A recent collaboration with Applied Biosystems used a sensitive LC-MS/MS (4000 QTRAP) with a Restek Ultra Aqueous C18 column as the instrumental determination step for pesticides in QuEChERS extracts of red bell pepper, lemon, spinach, hazelnuts, raisins, and cucumber. Those same QuEChERS extracts were analyzed by a LECO Pegasus 4D GCxGC-TOFMS with Rxi-5Sil MS and Rtx-200 columns. Becky Wittrig of AB related preliminary data today at PittCon in a well-attended afternoon lecture.

We are still processing data, but one thing was clear, this red bell pepper was subject to multiple uses of pesticides as seen by the residues found using LC-MS/MS (see figure). Similar results were seen for GCxGC-TOFMS, except where the pesticides were not GC-able (e.g. thiamethoxam, clothianidin, spinosyn). But GCxGC-TOFMS also located endosulfans, endosulfan sulfate, and permethrins, compounds not ionizable using electrospray. Conclusion: both GC and LC are very important in pesticide analysis.

Yesterday (Sun, Feb 28) in Orlando, FL, my colleague Scott Grossman gave an excellent PittCon 2010 presentation on split liner performance. Contrary to widely published information on the web, not all split liners perform equally (or even as advertised!). Eventually there will be a webinar available at restek.com for this presentation. Until then, consider using a Precision liner for split injection. It provides a low-discrimination, accurate, and precise (1-2% RSD typical) split injection, and is very low cost compared to other, more sophisticated liners that may or may not perform as well.

I also want to provide a tip of the hat to Corby Hilliard at Restek, who helped with much of the data collection for the presentation. I believe this may be his first co-authorship of a PittCon presentation, so congrats on that. And, I know he is working on a new parallel dual-column solution for GC-ECD analysis of EPA Method 8095 explosives. Wait until you see his fantastic HMX peak!

The title is akin to “Free Beer” to get you to click in, but I invite my colleagues to visit me and Restek at PittCon. Due to space limitations, I only tout my presentations here (yeah right Jack, it’s because of space limitations...). I’m heavily invested in QuEChERS. Poster 660-2 P, Mon, comparing GPC to cartridge SPE cleanup of dietary supplement QuEChERS extracts. Thu, 10:35, Room 308D, I talk on QuEChERS and GCxGC-TOFMS for dietary supplement pesticides. On Wed, 2:00, Room 307B, 2230-1, come see “Who Stole Selectivity from Gas Chromatographers and Can We Get It Back?”

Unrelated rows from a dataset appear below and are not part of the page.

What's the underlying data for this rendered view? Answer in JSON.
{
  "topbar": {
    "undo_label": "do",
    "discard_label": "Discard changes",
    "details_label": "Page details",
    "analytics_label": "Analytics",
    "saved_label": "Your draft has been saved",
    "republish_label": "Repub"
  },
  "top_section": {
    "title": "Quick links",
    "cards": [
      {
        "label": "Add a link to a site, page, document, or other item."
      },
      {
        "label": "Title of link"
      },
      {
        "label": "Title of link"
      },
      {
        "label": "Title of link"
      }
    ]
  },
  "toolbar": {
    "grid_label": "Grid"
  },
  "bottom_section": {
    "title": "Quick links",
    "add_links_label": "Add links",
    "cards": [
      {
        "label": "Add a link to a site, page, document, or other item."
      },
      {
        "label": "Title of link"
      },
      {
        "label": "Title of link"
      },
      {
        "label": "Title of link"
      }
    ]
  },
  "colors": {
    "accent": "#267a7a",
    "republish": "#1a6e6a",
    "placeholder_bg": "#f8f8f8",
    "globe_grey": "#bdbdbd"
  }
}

Finally, it is a pleasure to work with Becky Wittrig (former Restek star!) and Andre Schreiber of Applied Biosystems on a QuEChERS pesticides-in-food project that Becky framed as a battle of GC versus LC! She will be giving the 1590-7 talk Tue, 4:15, Room 309AB (waitaminute... did she get a bigger room than me?). A big NOD to Julie, Jason, and Michelle for contributing to this project! And Aqueous C18!

Acetonitrile injections don’t damage Rxi-5Sil MS GC columns. But urban legends persist, so analysts sometimes do unnecessary and laborious solvent exchanges for QuEChERS extracts.

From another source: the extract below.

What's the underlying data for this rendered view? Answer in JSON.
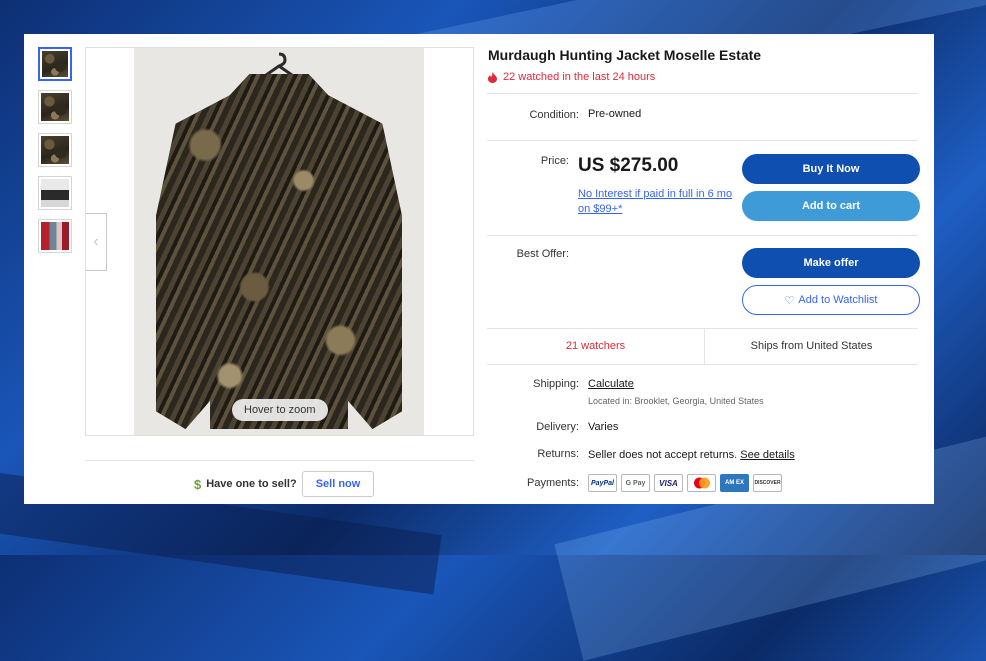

A real problem that might warrant solvent exchange is mismatch between the polar solvent acetonitrile and non-polar pesticide GC columns (e.g. DB-5ms, Rxi-5Sil MS). Upon injection, lack of wetting leads to split GC peaks, especially severe for early eluters. Adjusting GC oven start temperatures rarely eliminates the problem.

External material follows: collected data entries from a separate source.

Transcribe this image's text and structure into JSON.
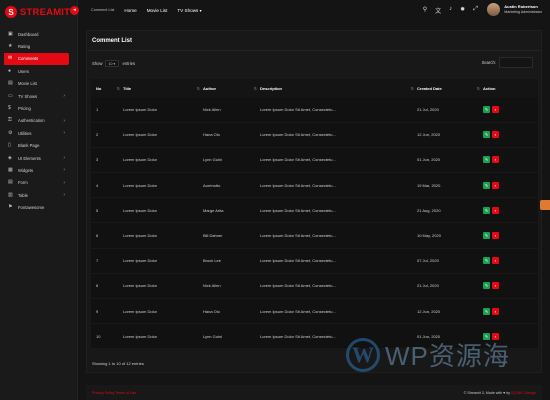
{
  "brand": {
    "name": "STREAMIT",
    "mark": "S"
  },
  "sidebar": {
    "items": [
      {
        "label": "Dashboard",
        "icon": "dashboard-icon",
        "glyph": "▣"
      },
      {
        "label": "Rating",
        "icon": "star-icon",
        "glyph": "★"
      },
      {
        "label": "Comments",
        "icon": "comment-icon",
        "glyph": "✉",
        "active": true
      },
      {
        "label": "Users",
        "icon": "user-icon",
        "glyph": "●"
      },
      {
        "label": "Movie List",
        "icon": "film-icon",
        "glyph": "▤"
      },
      {
        "label": "TV Shows",
        "icon": "tv-icon",
        "glyph": "▭",
        "chevron": true
      },
      {
        "label": "Pricing",
        "icon": "price-icon",
        "glyph": "$"
      },
      {
        "label": "Authentication",
        "icon": "lock-icon",
        "glyph": "⚿",
        "chevron": true
      },
      {
        "label": "Utilities",
        "icon": "tool-icon",
        "glyph": "⚙",
        "chevron": true
      },
      {
        "label": "Blank Page",
        "icon": "page-icon",
        "glyph": "▯"
      },
      {
        "label": "UI Elements",
        "icon": "layers-icon",
        "glyph": "◈",
        "chevron": true
      },
      {
        "label": "Widgets",
        "icon": "widget-icon",
        "glyph": "▦",
        "chevron": true
      },
      {
        "label": "Form",
        "icon": "form-icon",
        "glyph": "▤",
        "chevron": true
      },
      {
        "label": "Table",
        "icon": "table-icon",
        "glyph": "▥",
        "chevron": true
      },
      {
        "label": "Fontawesome",
        "icon": "flag-icon",
        "glyph": "⚑"
      }
    ]
  },
  "topbar": {
    "links": [
      "Comment List",
      "Home",
      "Movie List",
      "TV Shows"
    ],
    "user_name": "Austin Robertson",
    "user_role": "Marketing Administrator"
  },
  "card": {
    "title": "Comment List",
    "show_label": "Show",
    "show_value": "10",
    "entries_label": "entries",
    "search_label": "Search:",
    "info": "Showing 1 to 10 of 12 entries"
  },
  "table": {
    "headers": [
      "No",
      "Title",
      "Author",
      "Description",
      "Created Date",
      "Action"
    ],
    "rows": [
      {
        "no": "1",
        "title": "Lorem Ipsum Dolor",
        "author": "Nick Allen",
        "desc": "Lorem Ipsum Dolor Sit Amet, Consectetu...",
        "date": "21 Jul, 2020"
      },
      {
        "no": "2",
        "title": "Lorem Ipsum Dolor",
        "author": "Hana Olo",
        "desc": "Lorem Ipsum Dolor Sit Amet, Consectetu...",
        "date": "12 Jun, 2020"
      },
      {
        "no": "3",
        "title": "Lorem Ipsum Dolor",
        "author": "Lynn Guini",
        "desc": "Lorem Ipsum Dolor Sit Amet, Consectetu...",
        "date": "01 Jun, 2020"
      },
      {
        "no": "4",
        "title": "Lorem Ipsum Dolor",
        "author": "Aorrinotto",
        "desc": "Lorem Ipsum Dolor Sit Amet, Consectetu...",
        "date": "19 Mar, 2020"
      },
      {
        "no": "5",
        "title": "Lorem Ipsum Dolor",
        "author": "Marge Arita",
        "desc": "Lorem Ipsum Dolor Sit Amet, Consectetu...",
        "date": "21 Aug, 2020"
      },
      {
        "no": "6",
        "title": "Lorem Ipsum Dolor",
        "author": "Bill Dahner",
        "desc": "Lorem Ipsum Dolor Sit Amet, Consectetu...",
        "date": "10 May, 2020"
      },
      {
        "no": "7",
        "title": "Lorem Ipsum Dolor",
        "author": "Brock Lee",
        "desc": "Lorem Ipsum Dolor Sit Amet, Consectetu...",
        "date": "07 Jul, 2020"
      },
      {
        "no": "8",
        "title": "Lorem Ipsum Dolor",
        "author": "Nick Allen",
        "desc": "Lorem Ipsum Dolor Sit Amet, Consectetu...",
        "date": "21 Jul, 2020"
      },
      {
        "no": "9",
        "title": "Lorem Ipsum Dolor",
        "author": "Hana Olo",
        "desc": "Lorem Ipsum Dolor Sit Amet, Consectetu...",
        "date": "12 Jun, 2020"
      },
      {
        "no": "10",
        "title": "Lorem Ipsum Dolor",
        "author": "Lynn Guini",
        "desc": "Lorem Ipsum Dolor Sit Amet, Consectetu...",
        "date": "01 Jun, 2020"
      }
    ]
  },
  "footer": {
    "links": "Privacy Policy   Terms of Use",
    "copy": "© Streamit 3, Made with ♥ by",
    "company": "IQONIC Design"
  },
  "watermark": {
    "text": "WP资源海",
    "mark": "W"
  },
  "colors": {
    "accent": "#e50914",
    "edit": "#1aa053",
    "bg": "#141414"
  }
}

A simple method for avoiding split GC peaks for acetonitrile extracts is to add toluene to the extract. At 50% toluene, peak splitting is gone, and sensitivity is only reduced by 2 (not even that, considering height reduction of split peaks). Even 25% toluene can eradicate peak splitting. Adding internal standard in toluene to a QuEChERS extract prior to injection is an elegant way to kill two European Starlings with one Accrington brick. And, no solvent exchange!